Jina Amini. Un anno dopo

Oggi ricordiamo Jina Amini, la madre di questa rivoluzione, ma ricordiamo anche tutte le altre donne e uomini che sono stati annientati o carcerati prima e dopo la morte di Jina Amini, tutte le donne che ancora oggi rischiano la loro vita per ottenere la libertà e la giustizia.
16 settembre 2023
Gulala Salih (Presidente UDIK - Unione donne italiane e kurde)

Unione Donne Italiane e Kurde Il 16 settembre dello scorso anno, esattamente come oggi, Jina (Mahsa) Amini è partita da Sardash per andare a Tehran, esercitando il semplice diritto di ogni persona di spostarsi dove, come e quando desidera.

La giovane ragazza, Jina, non sapeva che il sistema dittatoriale l'avrebbe sradicata come un fiore e l'avrebbe uccisa a causa di una ciocca di capelli ribelli usciti fuori il foulard, non sapeva che il destino di questo viaggio l'avrebbe trasformata in una scintilla per accendere una rivoluzione, che diventava la voce, la forza e il coraggio per i popoli in Iran, uomini e donne.

Tutti i politici, i giornalisti, gli attivisti per i diritti e la gente comune hanno parlato e ancora oggi parlano della ragazza kurda, Mahsa, uccisa in Iran, ma non hanno ancora imparato a chiamarla con il suo vero nome, come sarebbe giusto, come avrebbe voluto lei.

Continuano a chiamarla ancora con il nome che le ha dato il regime sanguinario dall'Iran, a chiamarla con il nome che le ha dato il governo: Mahsa. La manipolazione delle parole è sempre il primo passo verso la negazione dei diritti. Non si può continuare a negarle il diritto di chiamarsi Jina anche dopo la sua morte.

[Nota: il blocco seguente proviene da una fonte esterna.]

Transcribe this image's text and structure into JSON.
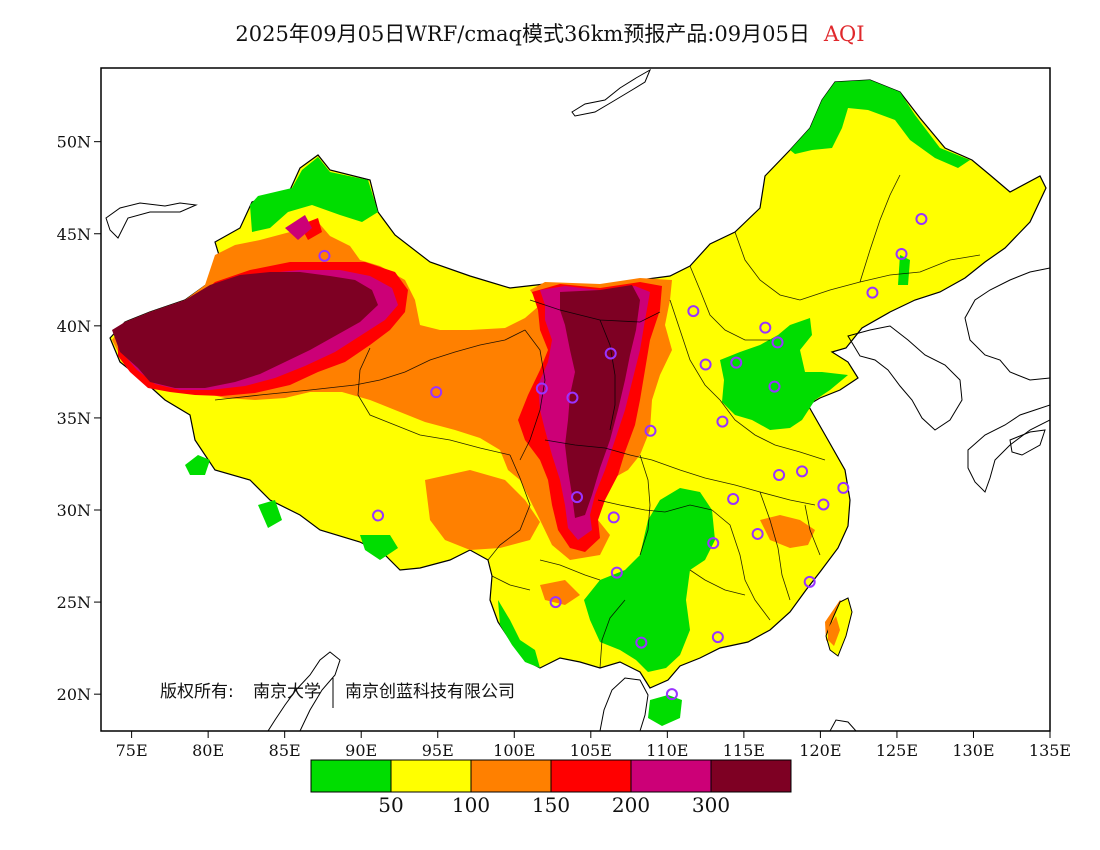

Oggi ricordiamo Jina Amini, la madre di questa rivoluzione, ma ricordiamo anche tutte le altre donne e uomini che sono stati annientati o carcerati prima e dopo la morte di Jina Amini, tutte le donne che ancora oggi rischiano la loro vita per ottenere la libertà e la giustizia che non ha avuto Jina come nessuna donna in Iran, e non le avrà finché esiste questo dittatore al governo del Paese.

Madre

Madre mia, sento il tuo pianto, sento il tuo dolore,

sento la voce delle sorelle del mondo,

sento il grido delle ribellioni nella mia terra,

sento il grido della libertà,

sento gridare il mio nome e la mia origine.

Madre mia, accarezzami come una volta,

accarezza la mia tomba, come accarezzavi i miei capelli,

che hanno iniziato a ribellarsi prima di me, prima di tutte.

Madre mia, abbracciamoci ancora una volta.

Oggi mi sento più libera che mai,

abbracciami madre mia,

tu sei mia madre e io sono la madre di tutte le donne,

sono la madre della rivoluzione di Jin Jiyan Azadi.